In rememberance of Sept. 11, 2001, Palo Alto High School teachers are engaging students and members of the community through a student-created memorial project in the Paly library as well as a thought-provoking author visit.
Margo Wixsom’s photography classes designed illustrations on the library’s chalk wall to represent the 9/11 tragedy, including sketches of rescues, the rebuilding of the city, memorials and rememberances of 9/11.
Posters with poems and complementary images have also been put up along the library walls, inviting students to examine the images and share their thoughts and impressions of 9/11, Wixsom said.
“The memorial project is an opportunity for students and staff to explore the power of images to shape as well as transmit culture and knowledge,” Wixsom said. “Many of our students were four to eight years old on Sept. 11, 2011 and the destruction of the World Trade Center had little meaning at the time, yet this single event has most profoundly shaped their world in the last decade.”
As a New Yorker, Wixsom feels that 9/11 is a personally important event, but it is also a hard topic to bring to the classroom.

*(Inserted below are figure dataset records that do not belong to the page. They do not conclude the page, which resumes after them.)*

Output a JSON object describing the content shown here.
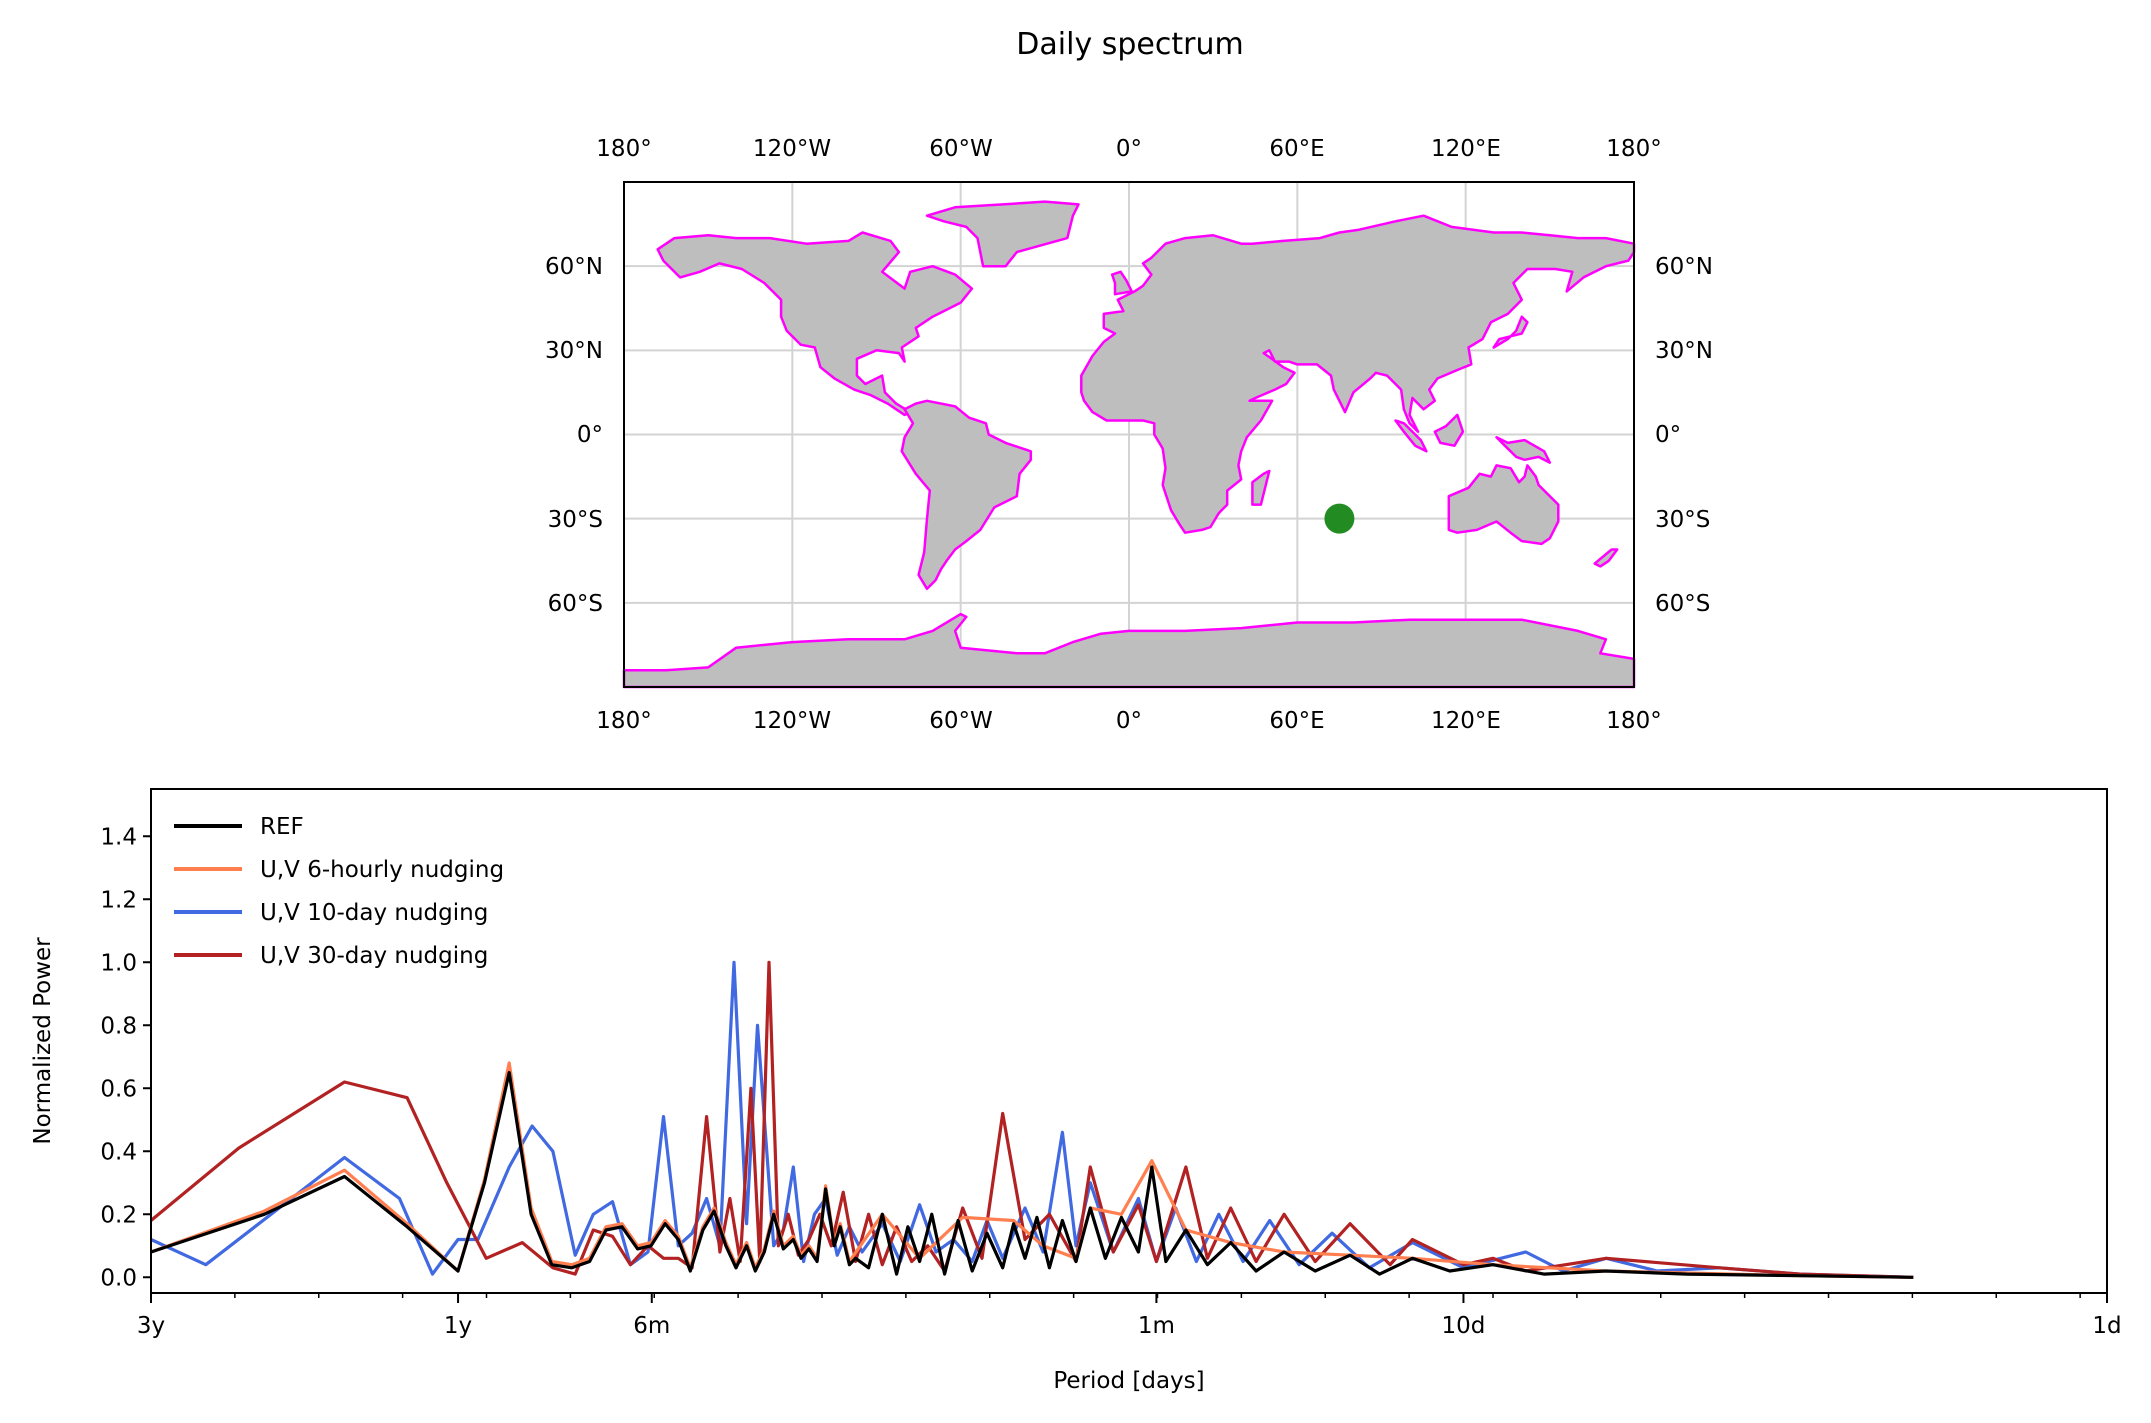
{
  "title": "Daily spectrum",
  "map": {
    "lon_ticks": [
      "180°",
      "120°W",
      "60°W",
      "0°",
      "60°E",
      "120°E",
      "180°"
    ],
    "lat_ticks": [
      "60°N",
      "30°N",
      "0°",
      "30°S",
      "60°S"
    ],
    "marker": {
      "lon": 75,
      "lat": -30,
      "color": "#228b22"
    },
    "land_color": "#bebebe",
    "coast_color": "#ff00ff",
    "grid_color": "#d3d3d3"
  },
  "chart_data": {
    "type": "line",
    "xlabel": "Period [days]",
    "ylabel": "Normalized Power",
    "x_scale": "log (1/period)",
    "x_ticks": [
      {
        "label": "3y",
        "period_days": 1095
      },
      {
        "label": "1y",
        "period_days": 365
      },
      {
        "label": "6m",
        "period_days": 182.5
      },
      {
        "label": "1m",
        "period_days": 30
      },
      {
        "label": "10d",
        "period_days": 10
      },
      {
        "label": "1d",
        "period_days": 1
      }
    ],
    "xlim_period_days": [
      1095,
      1
    ],
    "ylim": [
      -0.05,
      1.55
    ],
    "y_ticks": [
      "0.0",
      "0.2",
      "0.4",
      "0.6",
      "0.8",
      "1.0",
      "1.2",
      "1.4"
    ],
    "legend_position": "top-left",
    "series": [
      {
        "name": "REF",
        "color": "#000000",
        "points": [
          [
            1095,
            0.08
          ],
          [
            730,
            0.2
          ],
          [
            548,
            0.32
          ],
          [
            438,
            0.16
          ],
          [
            365,
            0.02
          ],
          [
            332,
            0.3
          ],
          [
            304,
            0.65
          ],
          [
            281,
            0.2
          ],
          [
            261,
            0.04
          ],
          [
            243,
            0.03
          ],
          [
            228,
            0.05
          ],
          [
            215,
            0.15
          ],
          [
            203,
            0.16
          ],
          [
            192,
            0.09
          ],
          [
            183,
            0.1
          ],
          [
            174,
            0.17
          ],
          [
            166,
            0.12
          ],
          [
            159,
            0.02
          ],
          [
            152,
            0.15
          ],
          [
            146,
            0.21
          ],
          [
            140,
            0.1
          ],
          [
            135,
            0.03
          ],
          [
            130,
            0.1
          ],
          [
            126,
            0.02
          ],
          [
            122,
            0.08
          ],
          [
            118,
            0.2
          ],
          [
            114,
            0.09
          ],
          [
            110,
            0.12
          ],
          [
            107,
            0.06
          ],
          [
            104,
            0.09
          ],
          [
            101,
            0.05
          ],
          [
            98,
            0.28
          ],
          [
            95,
            0.1
          ],
          [
            93,
            0.16
          ],
          [
            90,
            0.04
          ],
          [
            88,
            0.06
          ],
          [
            84,
            0.03
          ],
          [
            80,
            0.2
          ],
          [
            76,
            0.01
          ],
          [
            73,
            0.16
          ],
          [
            70,
            0.05
          ],
          [
            67,
            0.2
          ],
          [
            64,
            0.01
          ],
          [
            61,
            0.18
          ],
          [
            58,
            0.02
          ],
          [
            55,
            0.14
          ],
          [
            52,
            0.03
          ],
          [
            50,
            0.17
          ],
          [
            48,
            0.06
          ],
          [
            46,
            0.19
          ],
          [
            44,
            0.03
          ],
          [
            42,
            0.18
          ],
          [
            40,
            0.05
          ],
          [
            38,
            0.22
          ],
          [
            36,
            0.06
          ],
          [
            34,
            0.19
          ],
          [
            32,
            0.08
          ],
          [
            30.5,
            0.35
          ],
          [
            29,
            0.05
          ],
          [
            27,
            0.15
          ],
          [
            25,
            0.04
          ],
          [
            23,
            0.11
          ],
          [
            21,
            0.02
          ],
          [
            19,
            0.08
          ],
          [
            17,
            0.02
          ],
          [
            15,
            0.07
          ],
          [
            13.5,
            0.01
          ],
          [
            12,
            0.06
          ],
          [
            10.5,
            0.02
          ],
          [
            9,
            0.04
          ],
          [
            7.5,
            0.01
          ],
          [
            6,
            0.02
          ],
          [
            4.5,
            0.01
          ],
          [
            3,
            0.005
          ],
          [
            2,
            0.0
          ]
        ]
      },
      {
        "name": "U,V 6-hourly nudging",
        "color": "#ff7f50",
        "points": [
          [
            1095,
            0.08
          ],
          [
            730,
            0.21
          ],
          [
            548,
            0.34
          ],
          [
            438,
            0.17
          ],
          [
            365,
            0.02
          ],
          [
            332,
            0.31
          ],
          [
            304,
            0.68
          ],
          [
            281,
            0.22
          ],
          [
            261,
            0.05
          ],
          [
            243,
            0.04
          ],
          [
            228,
            0.06
          ],
          [
            215,
            0.16
          ],
          [
            203,
            0.17
          ],
          [
            192,
            0.1
          ],
          [
            183,
            0.11
          ],
          [
            174,
            0.18
          ],
          [
            166,
            0.13
          ],
          [
            159,
            0.03
          ],
          [
            152,
            0.16
          ],
          [
            146,
            0.22
          ],
          [
            140,
            0.11
          ],
          [
            135,
            0.04
          ],
          [
            130,
            0.11
          ],
          [
            126,
            0.03
          ],
          [
            122,
            0.09
          ],
          [
            118,
            0.21
          ],
          [
            114,
            0.1
          ],
          [
            110,
            0.13
          ],
          [
            107,
            0.07
          ],
          [
            104,
            0.1
          ],
          [
            101,
            0.06
          ],
          [
            98,
            0.29
          ],
          [
            95,
            0.11
          ],
          [
            93,
            0.17
          ],
          [
            90,
            0.05
          ],
          [
            80,
            0.2
          ],
          [
            70,
            0.06
          ],
          [
            60,
            0.19
          ],
          [
            50,
            0.18
          ],
          [
            45,
            0.1
          ],
          [
            40,
            0.06
          ],
          [
            38,
            0.22
          ],
          [
            34,
            0.2
          ],
          [
            30.5,
            0.37
          ],
          [
            27,
            0.15
          ],
          [
            23,
            0.11
          ],
          [
            19,
            0.08
          ],
          [
            15,
            0.07
          ],
          [
            12,
            0.06
          ],
          [
            9,
            0.04
          ],
          [
            6,
            0.02
          ],
          [
            3,
            0.005
          ],
          [
            2,
            0.0
          ]
        ]
      },
      {
        "name": "U,V 10-day nudging",
        "color": "#4169e1",
        "points": [
          [
            1095,
            0.12
          ],
          [
            900,
            0.04
          ],
          [
            548,
            0.38
          ],
          [
            450,
            0.25
          ],
          [
            400,
            0.01
          ],
          [
            365,
            0.12
          ],
          [
            340,
            0.12
          ],
          [
            304,
            0.35
          ],
          [
            280,
            0.48
          ],
          [
            260,
            0.4
          ],
          [
            240,
            0.07
          ],
          [
            225,
            0.2
          ],
          [
            210,
            0.24
          ],
          [
            197,
            0.04
          ],
          [
            185,
            0.08
          ],
          [
            175,
            0.51
          ],
          [
            166,
            0.1
          ],
          [
            158,
            0.14
          ],
          [
            150,
            0.25
          ],
          [
            143,
            0.1
          ],
          [
            136,
            1.0
          ],
          [
            130,
            0.17
          ],
          [
            125,
            0.8
          ],
          [
            118,
            0.1
          ],
          [
            114,
            0.15
          ],
          [
            110,
            0.35
          ],
          [
            106,
            0.05
          ],
          [
            102,
            0.2
          ],
          [
            98,
            0.25
          ],
          [
            94,
            0.07
          ],
          [
            90,
            0.16
          ],
          [
            86,
            0.08
          ],
          [
            80,
            0.17
          ],
          [
            75,
            0.05
          ],
          [
            70,
            0.23
          ],
          [
            66,
            0.08
          ],
          [
            62,
            0.12
          ],
          [
            58,
            0.05
          ],
          [
            55,
            0.18
          ],
          [
            52,
            0.06
          ],
          [
            48,
            0.22
          ],
          [
            45,
            0.08
          ],
          [
            42,
            0.46
          ],
          [
            40,
            0.1
          ],
          [
            38,
            0.3
          ],
          [
            35,
            0.08
          ],
          [
            32,
            0.25
          ],
          [
            30,
            0.05
          ],
          [
            28,
            0.22
          ],
          [
            26,
            0.05
          ],
          [
            24,
            0.2
          ],
          [
            22,
            0.05
          ],
          [
            20,
            0.18
          ],
          [
            18,
            0.04
          ],
          [
            16,
            0.14
          ],
          [
            14,
            0.03
          ],
          [
            12,
            0.11
          ],
          [
            10,
            0.03
          ],
          [
            8,
            0.08
          ],
          [
            7,
            0.02
          ],
          [
            6,
            0.06
          ],
          [
            5,
            0.02
          ],
          [
            4,
            0.03
          ],
          [
            3,
            0.01
          ],
          [
            2,
            0.0
          ]
        ]
      },
      {
        "name": "U,V 30-day nudging",
        "color": "#b22222",
        "points": [
          [
            1095,
            0.18
          ],
          [
            800,
            0.41
          ],
          [
            548,
            0.62
          ],
          [
            438,
            0.57
          ],
          [
            380,
            0.3
          ],
          [
            330,
            0.06
          ],
          [
            290,
            0.11
          ],
          [
            260,
            0.03
          ],
          [
            240,
            0.01
          ],
          [
            225,
            0.15
          ],
          [
            210,
            0.13
          ],
          [
            197,
            0.04
          ],
          [
            185,
            0.1
          ],
          [
            175,
            0.06
          ],
          [
            166,
            0.06
          ],
          [
            158,
            0.03
          ],
          [
            150,
            0.51
          ],
          [
            143,
            0.08
          ],
          [
            138,
            0.25
          ],
          [
            133,
            0.05
          ],
          [
            128,
            0.6
          ],
          [
            124,
            0.05
          ],
          [
            120,
            1.0
          ],
          [
            116,
            0.1
          ],
          [
            112,
            0.2
          ],
          [
            108,
            0.07
          ],
          [
            104,
            0.12
          ],
          [
            100,
            0.2
          ],
          [
            96,
            0.1
          ],
          [
            92,
            0.27
          ],
          [
            88,
            0.05
          ],
          [
            84,
            0.2
          ],
          [
            80,
            0.04
          ],
          [
            76,
            0.16
          ],
          [
            72,
            0.05
          ],
          [
            68,
            0.1
          ],
          [
            64,
            0.02
          ],
          [
            60,
            0.22
          ],
          [
            56,
            0.06
          ],
          [
            52,
            0.52
          ],
          [
            48,
            0.12
          ],
          [
            44,
            0.2
          ],
          [
            40,
            0.05
          ],
          [
            38,
            0.35
          ],
          [
            35,
            0.08
          ],
          [
            32,
            0.23
          ],
          [
            30,
            0.05
          ],
          [
            27,
            0.35
          ],
          [
            25,
            0.06
          ],
          [
            23,
            0.22
          ],
          [
            21,
            0.05
          ],
          [
            19,
            0.2
          ],
          [
            17,
            0.05
          ],
          [
            15,
            0.17
          ],
          [
            13,
            0.04
          ],
          [
            12,
            0.12
          ],
          [
            10,
            0.04
          ],
          [
            9,
            0.06
          ],
          [
            8,
            0.02
          ],
          [
            6,
            0.06
          ],
          [
            4,
            0.03
          ],
          [
            3,
            0.01
          ],
          [
            2,
            0.0
          ]
        ]
      }
    ]
  }
}
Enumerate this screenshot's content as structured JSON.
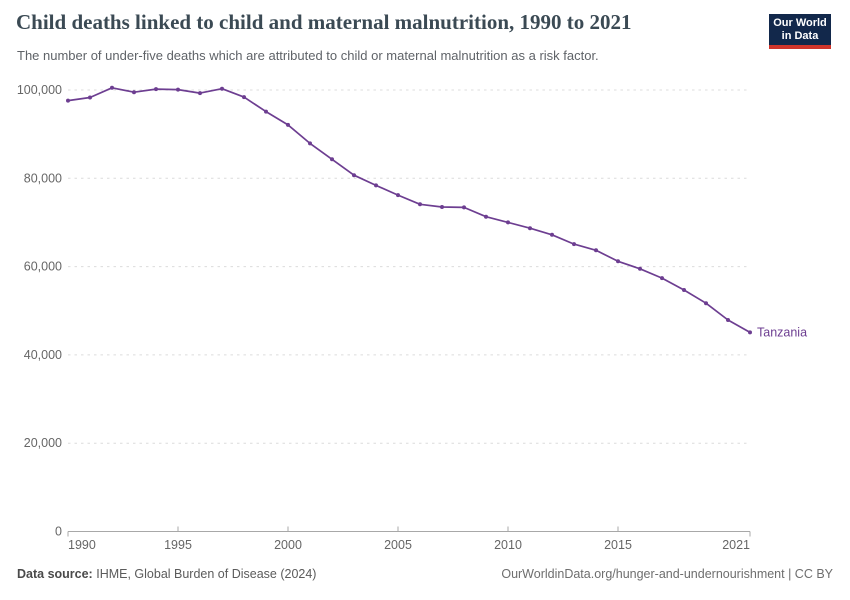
{
  "header": {
    "title": "Child deaths linked to child and maternal malnutrition, 1990 to 2021",
    "subtitle": "The number of under-five deaths which are attributed to child or maternal malnutrition as a risk factor.",
    "logo": {
      "line1": "Our World",
      "line2": "in Data"
    }
  },
  "footer": {
    "source_label": "Data source:",
    "source_value": "IHME, Global Burden of Disease (2024)",
    "attribution": "OurWorldinData.org/hunger-and-undernourishment | CC BY"
  },
  "colors": {
    "series": "#6d3e91",
    "grid": "#dcdcdc",
    "axis": "#a8a8a8",
    "tick_label": "#666666",
    "logo_bg": "#12284b",
    "logo_accent": "#d0352b"
  },
  "chart_data": {
    "type": "line",
    "title": "Child deaths linked to child and maternal malnutrition, 1990 to 2021",
    "subtitle": "The number of under-five deaths which are attributed to child or maternal malnutrition as a risk factor.",
    "xlabel": "",
    "ylabel": "",
    "xlim": [
      1990,
      2021
    ],
    "ylim": [
      0,
      100000
    ],
    "x_ticks": [
      1990,
      1995,
      2000,
      2005,
      2010,
      2015,
      2021
    ],
    "y_ticks": [
      0,
      20000,
      40000,
      60000,
      80000,
      100000
    ],
    "grid": "horizontal-dashed",
    "legend": "entity-label-at-line-end",
    "series": [
      {
        "name": "Tanzania",
        "color": "#6d3e91",
        "x": [
          1990,
          1991,
          1992,
          1993,
          1994,
          1995,
          1996,
          1997,
          1998,
          1999,
          2000,
          2001,
          2002,
          2003,
          2004,
          2005,
          2006,
          2007,
          2008,
          2009,
          2010,
          2011,
          2012,
          2013,
          2014,
          2015,
          2016,
          2017,
          2018,
          2019,
          2020,
          2021
        ],
        "values": [
          97600,
          98300,
          100500,
          99500,
          100200,
          100100,
          99300,
          100300,
          98400,
          95100,
          92100,
          87900,
          84300,
          80700,
          78400,
          76200,
          74100,
          73500,
          73400,
          71300,
          70000,
          68700,
          67200,
          65100,
          63700,
          61200,
          59500,
          57400,
          54700,
          51700,
          47900,
          45100
        ]
      }
    ]
  }
}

“I think that it is essential to provide opportunities for students to discuss tragedy, death and learn grieving strategies,” Wixsom said. “Especially in the Paly community, which has grieved the loss of several students in the last few years, these opportunities for conversation and dialogue are very valuable.”
English teacher David Cohen has also invited an author to speak to his English class in rememberance of 9/11.
Author of 9 to 1: A Window to the World, Oliver Chin, focuses on teenagers wrestling with questions about their existence in the aftermath of 9/11.
“In that sense, it’s a distinctly American story about identity, using a powerful event in our history as its springboard,” Cohen said. “The necessity for me is to provide students with a timely, contemporary, and real live example of an author crafting literature to make sense of culture, history and life after 9/11.”
Through the combination of 9/11-related activities, Wixsom aims to give students a better understanding of the world shaped by this specific part of American history.
“I also hope that they take something for themselves from the photo essays and relate to personal accounts of how real people dealt with the death of a loved one,” Wixsom said. “My goal is to make the historical event more accessible while helping students forge personal connections and skills to deal with tragedy.”